Леди Шарп удалось убедить Ротуэлла, что двухнедельная отсрочка свадьбы ничего не изменит, зато может сослужить им обоим добрую службу. Камилле давно уже было все равно, что о ней думают в свете. Но сама графиня искренне переживала по этому поводу.

Поэтому во вторник всю вторую половину дня Камилла посвятила посещению магазинов, куда они поехали вместе с леди Шарп и ее дочерью, леди Луизой, жившей в двух шагах от родителей. В пятницу состоялось посещение Королевской академии, куда Камилла отправилась в сопровождении лорда Шарпа, крупного, вежливого, обходительного мужчины, который ничего не понимал в искусстве, зато с радостью составил ей компанию и поспешил представить Камиллу всем своим знакомым. Промежутки между этими вылазками были отмечены небольшим званым вечером в Белгревии, литературным приемом в Блумсбери и визитом в Кью-Гарденз.

И во время каждого такого выхода в свет леди Шарп усиленно знакомила ее со все новыми и новыми людьми, большинство которых, отойдя в сторонку, наверняка принимались шушукаться у них за спиной. Вовремя рассказанный графиней анекдот о проделках ее последней гувернантки сошел довольно гладко, но вопроса о родителях Камиллы, конечно, избежать не удалось – он всплыл сам собой.

– Не обращайте внимания, дорогая, – всякий раз принималась утешать ее графиня. – Уверяю вас, к следующему сезону, когда все это благополучно забудется, никому уже больше и в голову не придет поднимать брови при упоминании вашего имени.

И в самом деле, несмотря на все шушуканья и перешептывания, леди Шарп, знавшая каждого, кто хоть что-то собой представлял, обладала завидной способностью извлекать приглашения словно из воздуха, в точности как фокусник – кролика из шляпы.
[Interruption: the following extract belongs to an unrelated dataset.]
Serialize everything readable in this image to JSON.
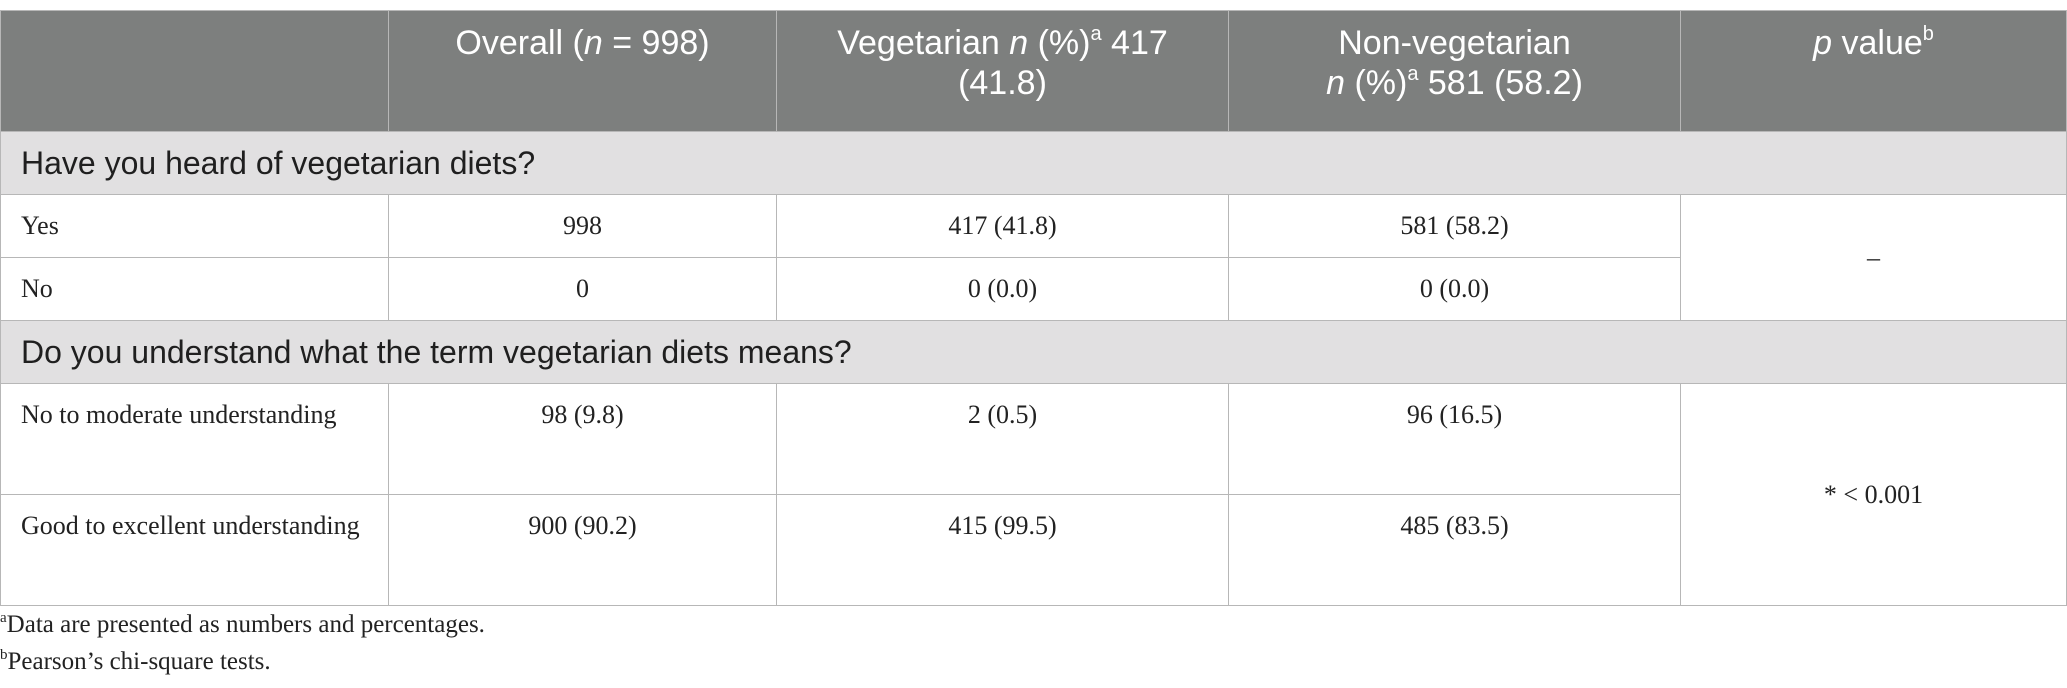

Что же до самого Ротуэлла, то он продолжал удивлять Камиллу, неизменно являясь с визитом каждый день – как правило, такое случалось во второй половине дня. Говорил он мало, обычно, усевшись в углу, просто разглядывал ее своими поблескивающими серебристо-серыми глазами, пока леди Шарп разливала чай и беззаботно щебетала о своих планах.
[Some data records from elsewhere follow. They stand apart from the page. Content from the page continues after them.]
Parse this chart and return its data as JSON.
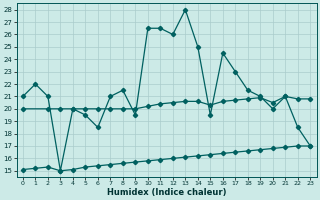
{
  "title": "",
  "xlabel": "Humidex (Indice chaleur)",
  "bg_color": "#cceae7",
  "grid_color": "#aacccc",
  "line_color": "#006060",
  "xlim": [
    -0.5,
    23.5
  ],
  "ylim": [
    14.5,
    28.5
  ],
  "yticks": [
    15,
    16,
    17,
    18,
    19,
    20,
    21,
    22,
    23,
    24,
    25,
    26,
    27,
    28
  ],
  "xticks": [
    0,
    1,
    2,
    3,
    4,
    5,
    6,
    7,
    8,
    9,
    10,
    11,
    12,
    13,
    14,
    15,
    16,
    17,
    18,
    19,
    20,
    21,
    22,
    23
  ],
  "line1_x": [
    0,
    1,
    2,
    3,
    4,
    5,
    6,
    7,
    8,
    9,
    10,
    11,
    12,
    13,
    14,
    15,
    16,
    17,
    18,
    19,
    20,
    21,
    22,
    23
  ],
  "line1_y": [
    21,
    22,
    21,
    15,
    20.0,
    19.5,
    18.5,
    21,
    21.5,
    19.5,
    26.5,
    26.5,
    26.0,
    28.0,
    25.0,
    19.5,
    24.5,
    23.0,
    21.5,
    21.0,
    20.0,
    21.0,
    18.5,
    17.0
  ],
  "line2_x": [
    0,
    2,
    3,
    4,
    5,
    6,
    7,
    8,
    9,
    10,
    11,
    12,
    13,
    14,
    15,
    16,
    17,
    18,
    19,
    20,
    21,
    22,
    23
  ],
  "line2_y": [
    20.0,
    20,
    20,
    20,
    20,
    20,
    20,
    20,
    20,
    20.2,
    20.4,
    20.5,
    20.6,
    20.6,
    20.3,
    20.6,
    20.7,
    20.8,
    20.9,
    20.5,
    21.0,
    20.8,
    20.8
  ],
  "line3_x": [
    0,
    1,
    2,
    3,
    4,
    5,
    6,
    7,
    8,
    9,
    10,
    11,
    12,
    13,
    14,
    15,
    16,
    17,
    18,
    19,
    20,
    21,
    22,
    23
  ],
  "line3_y": [
    15.1,
    15.2,
    15.3,
    15.0,
    15.1,
    15.3,
    15.4,
    15.5,
    15.6,
    15.7,
    15.8,
    15.9,
    16.0,
    16.1,
    16.2,
    16.3,
    16.4,
    16.5,
    16.6,
    16.7,
    16.8,
    16.9,
    17.0,
    17.0
  ]
}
По большей части во время этих визитов Ротуэлл казался таким же угрюмым и опасным, что и всегда, напоминая Камилле запертого в клетке зверя. К ее вящему неудовольствию, поймав на себе его взгляд, она вся сжималась, чувствуя, как внутри у нее все переворачивается. Камилла многое отдала бы, чтобы навсегда забыть тот пылкий, бесстыдный поцелуй, которым они обменялись в ее гостиной… забыть о том, каким жаром обдало ее, когда он всем телом прижал ее к двери.
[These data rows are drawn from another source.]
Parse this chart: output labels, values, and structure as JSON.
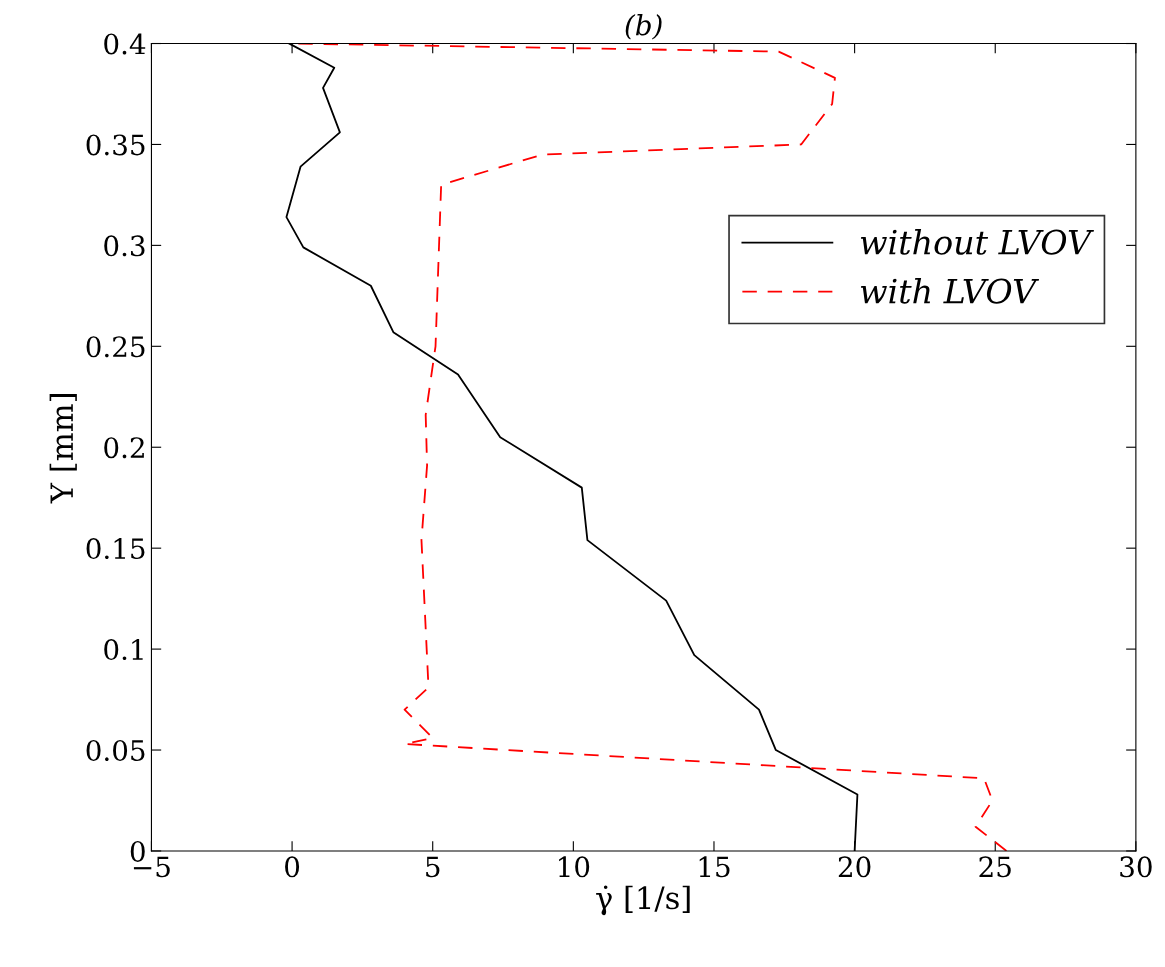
{
  "chart_data": {
    "type": "line",
    "title": "(b)",
    "xlabel": "γ̇ [1/s]",
    "ylabel": "Y [mm]",
    "xlim": [
      -5,
      30
    ],
    "xticks": [
      {
        "value": -5,
        "label": "−5"
      },
      0,
      5,
      10,
      15,
      20,
      25,
      30
    ],
    "ylim": [
      0,
      0.4
    ],
    "yticks": [
      0,
      0.05,
      0.1,
      0.15,
      0.2,
      0.25,
      0.3,
      0.35,
      0.4
    ],
    "grid": false,
    "legend": "right",
    "marker": "none",
    "series": [
      {
        "name": "without LVOV",
        "color": "#000000",
        "line_style": "solid",
        "x": [
          20.0,
          20.1,
          17.2,
          16.6,
          14.3,
          13.3,
          10.5,
          10.3,
          7.4,
          5.9,
          3.6,
          2.8,
          0.4,
          -0.2,
          0.3,
          1.7,
          1.1,
          1.5,
          -0.1
        ],
        "values": [
          0,
          0.028,
          0.05,
          0.07,
          0.097,
          0.124,
          0.154,
          0.18,
          0.205,
          0.236,
          0.257,
          0.28,
          0.299,
          0.314,
          0.339,
          0.356,
          0.378,
          0.388,
          0.4
        ]
      },
      {
        "name": "with LVOV",
        "color": "#ff0000",
        "line_style": "dashed",
        "x": [
          25.4,
          24.3,
          24.9,
          24.6,
          4.0,
          5.0,
          4.0,
          4.85,
          4.6,
          4.8,
          4.75,
          5.1,
          5.3,
          8.9,
          18.1,
          19.2,
          19.3,
          17.3,
          0.0
        ],
        "values": [
          0,
          0.012,
          0.025,
          0.036,
          0.053,
          0.056,
          0.07,
          0.081,
          0.154,
          0.191,
          0.216,
          0.25,
          0.33,
          0.345,
          0.35,
          0.37,
          0.383,
          0.396,
          0.4
        ]
      }
    ]
  }
}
Но забыть этого она не могла… и, что еще хуже, она частенько ловила себя на том, что не может оторвать глаз от этого ужасного человека. О нет… не может быть, чтобы она влюбилась в лорда Ротуэлла! Только этого ей еще не хватало! Этот мужчина даст ей свое имя. А еще он даст ей ребенка, о котором она так страстно мечтает. Но он никогда не отдаст ей свое сердце… и она не настолько глупа и наивна, чтобы мечтать об этом.